Les technologies de la sécurité informatique ne bloqueront pas la matière grise

Ce mois de novembre a vu se dérouler la version 2008 du salon de la sécurité informatique. Exceptionnellement cette année situé Porte de Versailles, entre les salons de l'hôtellerie, de la photo, de l'éducation, et des vignerons, il était l'occasion pour les chineurs de la sécurité de venir y faire leur marché de produits sur étagères collection hiver 2009 "prêt-à-brancher".

Mais fonder sa sécurité sur des boîtiers à tout faire aux noms bizarres (IPS, IDS, appliances, ...), c'est oublier que ces outils ne remplacement pas, et ne remplaceront jamais, l'intelligence humaine.

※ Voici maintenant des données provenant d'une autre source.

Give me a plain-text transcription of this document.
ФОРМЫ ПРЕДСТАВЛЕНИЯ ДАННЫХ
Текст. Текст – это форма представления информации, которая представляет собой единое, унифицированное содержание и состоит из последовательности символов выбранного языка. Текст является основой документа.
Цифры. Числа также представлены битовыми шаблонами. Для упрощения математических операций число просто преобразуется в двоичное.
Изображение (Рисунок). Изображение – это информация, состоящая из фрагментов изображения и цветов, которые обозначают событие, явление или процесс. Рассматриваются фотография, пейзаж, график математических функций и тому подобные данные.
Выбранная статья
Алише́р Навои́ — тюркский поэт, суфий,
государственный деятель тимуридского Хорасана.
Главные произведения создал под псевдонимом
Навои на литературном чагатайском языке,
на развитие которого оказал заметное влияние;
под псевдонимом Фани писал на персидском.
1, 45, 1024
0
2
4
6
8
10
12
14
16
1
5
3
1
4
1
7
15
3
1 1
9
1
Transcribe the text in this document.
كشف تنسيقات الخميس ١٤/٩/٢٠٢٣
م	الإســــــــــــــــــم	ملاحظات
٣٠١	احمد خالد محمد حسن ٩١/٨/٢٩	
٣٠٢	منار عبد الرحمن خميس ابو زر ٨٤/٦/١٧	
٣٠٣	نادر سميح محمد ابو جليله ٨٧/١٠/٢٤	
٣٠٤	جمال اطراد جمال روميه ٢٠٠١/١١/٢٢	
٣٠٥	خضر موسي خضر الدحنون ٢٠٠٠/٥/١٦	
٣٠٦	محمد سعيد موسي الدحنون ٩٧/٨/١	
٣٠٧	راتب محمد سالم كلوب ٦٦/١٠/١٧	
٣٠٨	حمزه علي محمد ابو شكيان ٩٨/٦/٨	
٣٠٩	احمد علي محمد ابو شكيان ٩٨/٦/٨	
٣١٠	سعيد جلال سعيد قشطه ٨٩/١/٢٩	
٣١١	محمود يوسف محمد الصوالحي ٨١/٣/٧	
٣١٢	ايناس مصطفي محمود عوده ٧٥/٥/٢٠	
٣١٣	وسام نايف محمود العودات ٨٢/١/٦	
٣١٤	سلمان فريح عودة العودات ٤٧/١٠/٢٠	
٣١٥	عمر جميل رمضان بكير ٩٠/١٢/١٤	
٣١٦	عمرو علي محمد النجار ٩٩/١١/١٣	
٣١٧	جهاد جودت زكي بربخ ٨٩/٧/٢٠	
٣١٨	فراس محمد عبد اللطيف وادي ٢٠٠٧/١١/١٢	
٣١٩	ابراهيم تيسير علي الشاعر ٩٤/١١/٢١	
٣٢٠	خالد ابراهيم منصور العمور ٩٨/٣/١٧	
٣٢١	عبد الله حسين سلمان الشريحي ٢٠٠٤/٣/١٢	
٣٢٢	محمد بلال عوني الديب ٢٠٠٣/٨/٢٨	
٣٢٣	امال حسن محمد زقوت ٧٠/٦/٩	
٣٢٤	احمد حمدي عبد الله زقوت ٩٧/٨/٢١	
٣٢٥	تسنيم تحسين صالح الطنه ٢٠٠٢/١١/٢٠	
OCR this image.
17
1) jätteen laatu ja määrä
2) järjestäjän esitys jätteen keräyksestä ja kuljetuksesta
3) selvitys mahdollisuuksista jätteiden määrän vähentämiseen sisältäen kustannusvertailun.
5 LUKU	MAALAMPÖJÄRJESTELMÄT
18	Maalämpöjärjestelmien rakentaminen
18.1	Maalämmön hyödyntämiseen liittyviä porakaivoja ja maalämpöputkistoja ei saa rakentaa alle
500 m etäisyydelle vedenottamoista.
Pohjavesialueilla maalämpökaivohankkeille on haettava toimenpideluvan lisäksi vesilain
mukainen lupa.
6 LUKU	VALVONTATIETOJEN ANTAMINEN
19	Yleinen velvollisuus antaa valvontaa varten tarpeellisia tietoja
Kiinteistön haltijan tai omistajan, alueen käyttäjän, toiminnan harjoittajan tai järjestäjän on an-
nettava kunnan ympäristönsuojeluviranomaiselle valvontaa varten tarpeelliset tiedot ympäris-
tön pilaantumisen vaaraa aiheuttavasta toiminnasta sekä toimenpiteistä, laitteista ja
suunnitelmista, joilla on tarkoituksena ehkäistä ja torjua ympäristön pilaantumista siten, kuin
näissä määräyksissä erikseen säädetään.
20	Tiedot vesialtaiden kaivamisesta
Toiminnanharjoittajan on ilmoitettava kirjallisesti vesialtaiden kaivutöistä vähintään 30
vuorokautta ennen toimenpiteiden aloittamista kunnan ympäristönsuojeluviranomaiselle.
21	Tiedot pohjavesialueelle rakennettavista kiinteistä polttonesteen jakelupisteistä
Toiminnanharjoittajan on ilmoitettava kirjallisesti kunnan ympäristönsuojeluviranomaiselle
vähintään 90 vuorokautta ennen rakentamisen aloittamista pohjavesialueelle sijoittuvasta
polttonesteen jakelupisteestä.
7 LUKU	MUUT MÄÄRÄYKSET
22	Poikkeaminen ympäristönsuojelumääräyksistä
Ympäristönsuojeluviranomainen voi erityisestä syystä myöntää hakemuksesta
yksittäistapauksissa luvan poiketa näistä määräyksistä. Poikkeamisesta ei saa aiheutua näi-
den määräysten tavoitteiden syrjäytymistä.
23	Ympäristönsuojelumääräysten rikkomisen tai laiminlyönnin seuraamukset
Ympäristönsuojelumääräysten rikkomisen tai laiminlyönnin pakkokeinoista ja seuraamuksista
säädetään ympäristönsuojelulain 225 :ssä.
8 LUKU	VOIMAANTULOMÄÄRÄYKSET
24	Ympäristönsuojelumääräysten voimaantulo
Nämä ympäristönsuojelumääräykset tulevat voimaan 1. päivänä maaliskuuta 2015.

Cette intelligence, source des menaces d'origine humaine, doit également être utilisée et développée pour sécuriser nos systèmes. Isaac Asimov n'avait pas attendu l'avènement de l'informatique moderne pour, dès 1980, alerter ses lecteurs sur les conséquences prévisibles de l'automatisme à outrance.

Ces derniers mois, différentes anecdotes ont encore une fois montré les limites et surtout les travers de l'automatisation de la sécurité. Un administrateur en université interrogea la communauté du CRU afin de comprendre pourquoi les transferts DNS ne fonctionnaient plus : le serveur maître interrompait sans raison apparente la connexion TCP par un RST arbitraire au milieu d'un transfert de zone parfaitement licite. En réalité, un boîtier IPS tout nouveau usurpait l'adresse IP de serveurs légitimes pour fermer une communication supposée, à tort, receler une attaque portant sur DNSSEC, extension protocolaire qui n'était même pas activée dans notre cas.

Si vous n'avez pas reçu la dernière lettre mensuelle HSC et que votre messagerie entrante est protégée par FortiGuard (encore faut il le découvrir), ne cherchez pas : la présence d'une URL relative à une vulnérabilité PHP (CVE-2008-4096) a été considérée comme une attaque par le boîtier suscité. Ainsi, vous n'avez pas non plus reçu les avis de sécurité de Secunia, IBM IIS, et des différents CERT ou services de veille auxquels vous auriez été abonnés, et qui vous mettaient en garde contre cette vulnérabilité. De même, vérifiez bien que les messages d'alertes de sécurité (IDS, denyhosts, nagios, snort, etc.), comportant des adresses IP ou des noms de domaines généralement peu recommandables, évitent soigneusement de passer par votre anti-spam...

Enfin, la simple présence sur un réseau d'entreprise d'une sonde totalement passive dans une configuration standard (login et password inchangés) a permis aux consultants HSC, via l'écoute du trafic "sondé", de découvrir sans effort les mots de passe du domaine Windows qui transitaient en clair et toutes les 5 minutes grâce à la messagerie non-SSL... Ne négligez jamais un équipement IP, quel qu'il soit, sur un réseau.

Ces quelques faits doivent ainsi nous rappeler que, au-delà du problème des faux positifs, l'intégration non suffisamment réfléchie dans un réseau d'une solution automatisée de sécurité risque de diminuer le niveau de sécurité global : comportement évasif, perte de traçabilité, interception d'informations de sécurité, ou, pire, trou béant dans un réseau exemplaire.

La technique est un outil. En faire usage requiert des hommes et des femmes.